The first track, ‘Deeper Well’ (written by Daniel Lanois, Emmylou Harris & Dave Ohey), is ushered in by Brandon’s mightily effective bodhrán playing and features stridently confident lead vocals, spot-on harmony vocals and an insistent bouzouki riff. A marvellous performance which grabs the attention of the listener. Another contemporary song follows, The Cranberries’ ‘Linger’. This is an ambitious selection for any singer, in so much as it inevitably invites comparisons with Dolores O’Riordan. While Sarah doesn’t quite have a voice of O’Riordan’s range, she soars convincingly in the higher reaches of the melody. There’s an occasional slight suspicion concerning the pitching in her lower register, but it’s no more than slight. I doubt that it’d even be an issue in live performance, or, come to that, if she’d been afforded the luxury of a few more ‘takes’ and bigger production. This ‘demo’ (to the band’s credit) sounds like a very ‘live’, very honest recording. The track is beautifully arranged with some neat interplay between guitar, ‘zouk and flute.
Track three showcases the traditional, instrumental leanings of the band on a set comprising three of my favourite Irish tunes — the jig ‘Out on the Ocean’ and the reels ‘Over the Moor to Maggie’ and ‘The Bucks of Oranmore’. The first tune is taken at a slow, stately pace, initially on mandolin with appropriately subtle guitar accompaniment. While the tempo shift in ‘Ocean’ is, to use the Australian vernacular, a bit ‘shonky’, the shift from jig to reels is executed with seamless aplomb, and ‘Maggie’ shows the band really hitting their stride. The band’s version of ‘The Bucks’ is pretty impressive too, and motors along nicely, without being rushed. The CD’s closing track is a cover of The Rankin Family’s ‘Turn That Boat Around’, an excellent performance which features some memorable bouzouki and whistle.

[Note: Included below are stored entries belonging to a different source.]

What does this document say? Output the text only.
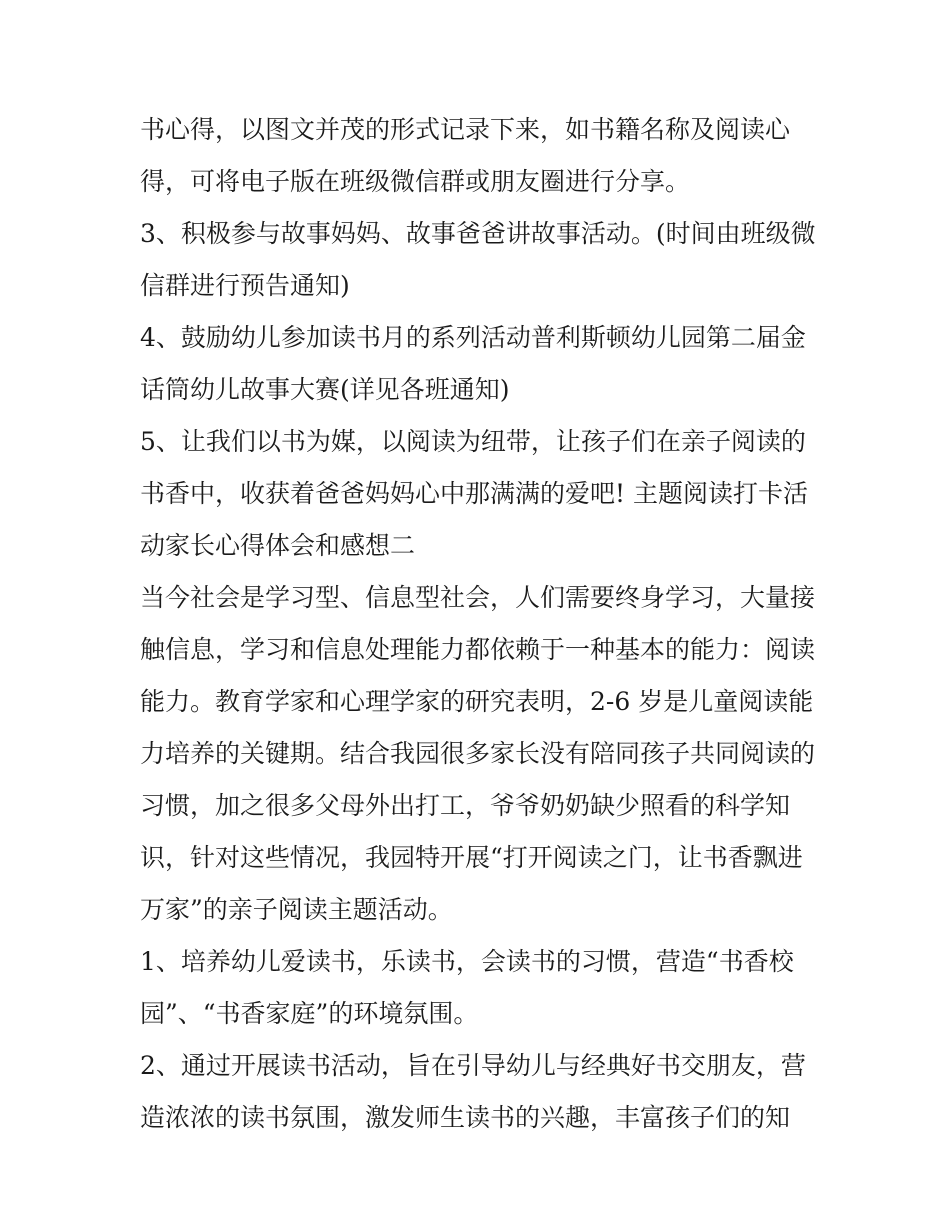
书心得，以图文并茂的形式记录下来，如书籍名称及阅读心
得，可将电子版在班级微信群或朋友圈进行分享。
3、积极参与故事妈妈、故事爸爸讲故事活动。(时间由班级微
信群进行预告通知)
4、鼓励幼儿参加读书月的系列活动普利斯顿幼儿园第二届金
话筒幼儿故事大赛(详见各班通知)
5、让我们以书为媒，以阅读为纽带，让孩子们在亲子阅读的
书香中，收获着爸爸妈妈心中那满满的爱吧! 主题阅读打卡活
动家长心得体会和感想二
当今社会是学习型、信息型社会，人们需要终身学习，大量接
触信息，学习和信息处理能力都依赖于一种基本的能力：阅读
能力。教育学家和心理学家的研究表明，2-6 岁是儿童阅读能
力培养的关键期。结合我园很多家长没有陪同孩子共同阅读的
习惯，加之很多父母外出打工，爷爷奶奶缺少照看的科学知
识，针对这些情况，我园特开展“打开阅读之门，让书香飘进
万家”的亲子阅读主题活动。
1、培养幼儿爱读书，乐读书，会读书的习惯，营造“书香校
园”、“书香家庭”的环境氛围。
2、通过开展读书活动，旨在引导幼儿与经典好书交朋友，营
造浓浓的读书氛围，激发师生读书的兴趣，丰富孩子们的知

Overall, this is a fine piece of work from a talented, versatile and engaging group. The CD isn’t commercial available, and the criticisms expressed are almost certainly associated with recording on a ‘shoestring’ budget, rather than with musicianship. Rambling House should get lots of bookings on the strength of this ‘demo’. Hopefully, Mr. Brandon will still find the time to write a book or two!